Short Meditations in Psalms: 2.11 Show Respect
Psa 2:11 Serve the LORD with fear and rejoice with trembling
Let’s recap where this psalm goes. Verses 1 to 3 spoke about the kings of the earth who reject the Lord and His plans for the salvation of the earth through His anointed one. Verses 4 to 6 reveals the Lord’s response to these kings: He laughs at them, He rebukes them and He declares His response – that He has a king on the earth who puts all of the rest of them in the shade, so to speak. Verses 7 to 9 then reveals this ruler – the Lord’s Son who will be given all these nations to rule and he will rule them with God’s word. Now we come to the final three verses that are warning to give a good and right response, and we saw previously v.10 was a warning to take note of what is being shared in these lines.
Now we come to verse 11 which counsels all who read these lines to bow before the Lord and to serve Him. Where there is a powerful and authoritative rule, the wise citizen is one who respects that ruler and obeys His laws.

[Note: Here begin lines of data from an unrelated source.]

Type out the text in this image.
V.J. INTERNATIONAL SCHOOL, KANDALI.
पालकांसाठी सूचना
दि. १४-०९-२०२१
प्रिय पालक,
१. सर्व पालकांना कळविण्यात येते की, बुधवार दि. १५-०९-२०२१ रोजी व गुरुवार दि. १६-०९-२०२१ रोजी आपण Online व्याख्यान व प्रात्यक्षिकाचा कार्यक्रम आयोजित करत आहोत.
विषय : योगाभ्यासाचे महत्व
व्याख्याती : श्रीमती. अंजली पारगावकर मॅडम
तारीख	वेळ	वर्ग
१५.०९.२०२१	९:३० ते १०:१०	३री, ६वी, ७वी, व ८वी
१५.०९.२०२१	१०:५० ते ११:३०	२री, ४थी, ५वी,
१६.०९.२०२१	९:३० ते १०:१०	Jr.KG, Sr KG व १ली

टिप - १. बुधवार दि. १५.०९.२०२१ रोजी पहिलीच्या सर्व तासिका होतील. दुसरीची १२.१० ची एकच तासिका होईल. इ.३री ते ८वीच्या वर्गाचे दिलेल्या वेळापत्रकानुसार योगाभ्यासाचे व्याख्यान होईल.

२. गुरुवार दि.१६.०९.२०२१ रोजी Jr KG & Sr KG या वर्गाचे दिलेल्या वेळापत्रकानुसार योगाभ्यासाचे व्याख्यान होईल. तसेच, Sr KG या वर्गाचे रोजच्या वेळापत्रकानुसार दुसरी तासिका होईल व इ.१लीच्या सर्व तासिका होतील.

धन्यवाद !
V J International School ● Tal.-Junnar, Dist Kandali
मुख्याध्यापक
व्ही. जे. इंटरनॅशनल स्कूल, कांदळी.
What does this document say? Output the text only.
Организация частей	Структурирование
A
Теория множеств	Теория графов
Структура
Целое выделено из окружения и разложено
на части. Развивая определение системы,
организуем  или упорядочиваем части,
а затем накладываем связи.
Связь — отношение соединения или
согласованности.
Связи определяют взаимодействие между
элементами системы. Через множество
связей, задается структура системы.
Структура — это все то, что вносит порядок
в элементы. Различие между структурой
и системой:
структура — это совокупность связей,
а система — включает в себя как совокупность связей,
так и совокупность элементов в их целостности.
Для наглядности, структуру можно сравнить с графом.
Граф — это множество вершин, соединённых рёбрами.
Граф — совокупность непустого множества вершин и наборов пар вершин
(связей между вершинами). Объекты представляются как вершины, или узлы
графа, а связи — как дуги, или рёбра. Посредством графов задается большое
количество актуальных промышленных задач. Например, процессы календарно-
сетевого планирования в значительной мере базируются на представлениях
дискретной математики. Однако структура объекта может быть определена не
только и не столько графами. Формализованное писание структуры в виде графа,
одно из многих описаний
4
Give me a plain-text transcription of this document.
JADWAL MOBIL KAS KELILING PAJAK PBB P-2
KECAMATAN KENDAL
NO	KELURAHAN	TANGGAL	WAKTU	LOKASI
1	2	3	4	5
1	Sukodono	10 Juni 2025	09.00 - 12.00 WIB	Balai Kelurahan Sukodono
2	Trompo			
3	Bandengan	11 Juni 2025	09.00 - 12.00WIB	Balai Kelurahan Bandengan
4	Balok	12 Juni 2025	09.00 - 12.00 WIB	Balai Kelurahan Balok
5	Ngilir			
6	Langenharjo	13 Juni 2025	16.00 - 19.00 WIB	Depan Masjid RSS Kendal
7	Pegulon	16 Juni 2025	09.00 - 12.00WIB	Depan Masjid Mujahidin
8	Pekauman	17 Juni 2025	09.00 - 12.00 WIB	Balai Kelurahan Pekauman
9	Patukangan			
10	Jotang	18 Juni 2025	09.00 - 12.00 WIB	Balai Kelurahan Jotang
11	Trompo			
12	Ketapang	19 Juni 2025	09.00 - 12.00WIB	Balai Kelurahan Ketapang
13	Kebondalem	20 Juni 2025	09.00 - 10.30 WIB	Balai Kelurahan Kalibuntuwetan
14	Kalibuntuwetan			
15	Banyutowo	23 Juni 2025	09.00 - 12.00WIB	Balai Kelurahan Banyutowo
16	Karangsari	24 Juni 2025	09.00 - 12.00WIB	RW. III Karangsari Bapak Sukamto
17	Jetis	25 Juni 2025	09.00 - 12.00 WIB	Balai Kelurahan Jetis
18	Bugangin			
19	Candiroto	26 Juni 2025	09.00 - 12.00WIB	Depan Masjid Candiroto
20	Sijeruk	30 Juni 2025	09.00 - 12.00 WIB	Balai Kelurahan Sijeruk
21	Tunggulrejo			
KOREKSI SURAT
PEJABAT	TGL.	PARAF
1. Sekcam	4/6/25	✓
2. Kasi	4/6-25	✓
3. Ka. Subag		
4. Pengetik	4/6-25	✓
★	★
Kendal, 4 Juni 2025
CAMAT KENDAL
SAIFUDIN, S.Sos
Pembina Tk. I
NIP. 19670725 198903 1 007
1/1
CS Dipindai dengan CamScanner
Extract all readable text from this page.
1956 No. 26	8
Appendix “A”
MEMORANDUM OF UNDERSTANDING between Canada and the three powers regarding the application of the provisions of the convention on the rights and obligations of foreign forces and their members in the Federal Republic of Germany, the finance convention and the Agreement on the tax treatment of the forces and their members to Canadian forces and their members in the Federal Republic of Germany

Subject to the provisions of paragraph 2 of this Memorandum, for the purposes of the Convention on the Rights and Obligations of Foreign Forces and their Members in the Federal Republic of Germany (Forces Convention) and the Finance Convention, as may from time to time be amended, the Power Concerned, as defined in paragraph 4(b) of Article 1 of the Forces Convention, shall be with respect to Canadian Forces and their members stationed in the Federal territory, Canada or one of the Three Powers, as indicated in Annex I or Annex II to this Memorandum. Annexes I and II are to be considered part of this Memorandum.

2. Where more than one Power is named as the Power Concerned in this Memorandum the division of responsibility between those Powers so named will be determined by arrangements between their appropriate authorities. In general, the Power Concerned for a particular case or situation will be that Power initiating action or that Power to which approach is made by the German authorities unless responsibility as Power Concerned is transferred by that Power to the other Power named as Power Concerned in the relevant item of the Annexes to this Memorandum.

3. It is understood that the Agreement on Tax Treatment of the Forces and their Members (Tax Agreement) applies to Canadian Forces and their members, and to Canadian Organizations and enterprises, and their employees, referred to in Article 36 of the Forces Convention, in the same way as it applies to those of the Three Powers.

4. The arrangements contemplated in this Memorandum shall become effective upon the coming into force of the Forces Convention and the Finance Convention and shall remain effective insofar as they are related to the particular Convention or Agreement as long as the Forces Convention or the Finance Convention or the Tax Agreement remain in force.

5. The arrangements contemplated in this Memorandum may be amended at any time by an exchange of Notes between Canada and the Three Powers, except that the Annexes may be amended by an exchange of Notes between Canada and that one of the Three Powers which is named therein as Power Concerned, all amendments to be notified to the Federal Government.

But this is much stronger than what might be considered wise counsel for any citizen because there is a hint of a powerful disciplinary response to any who don’t show respect and obedience. This is the Lord, God Almighty we are talking about here, the One who is all-powerful, all-wise, all-knowing, the One who is unlimited in His dealings with the earth. The Bible is full of instances where God moves sovereignly and powerfully to deal with foolish, ungodly and wicked people. Perhaps the greatest example is that of the Lord dealing with the Egyptian pharaoh who resisted Moses’ attempts to have God’s people released from slavery. The ten ‘plagues’ are examples of judgments that start out being simply disciplinary judgments that are unpleasant and designed to get Pharaoh and Egypt to conform to the Lord’s wishes but as Pharaoh steadfastly refuses to comply, the nature of the plagues get harder and harsher. Eventually there was hail which was so strong that anyone who ignored God and stayed outside would have been struck down. That was a disciplinary judgment verging on a terminal judgment. When those first nine ‘plagues’ were ignored by Pharaoh the tenth plague was a limited terminal judgment and every first born son of Egypt died. Later when Pharaoh changed his mind yet again and pursued Israel as the Lord led them across a ‘gap’ in the Red Sea, when Pharaoh followed, the water swept him and his entire army away – an unlimited terminal judgment. The point of the story is that God is sovereign and God is supreme. You do not mess around and abuse this God. Merely because He graciously holds back on His actions sometimes (see 2 Pet 3:9), don’t confuse mercy with weakness!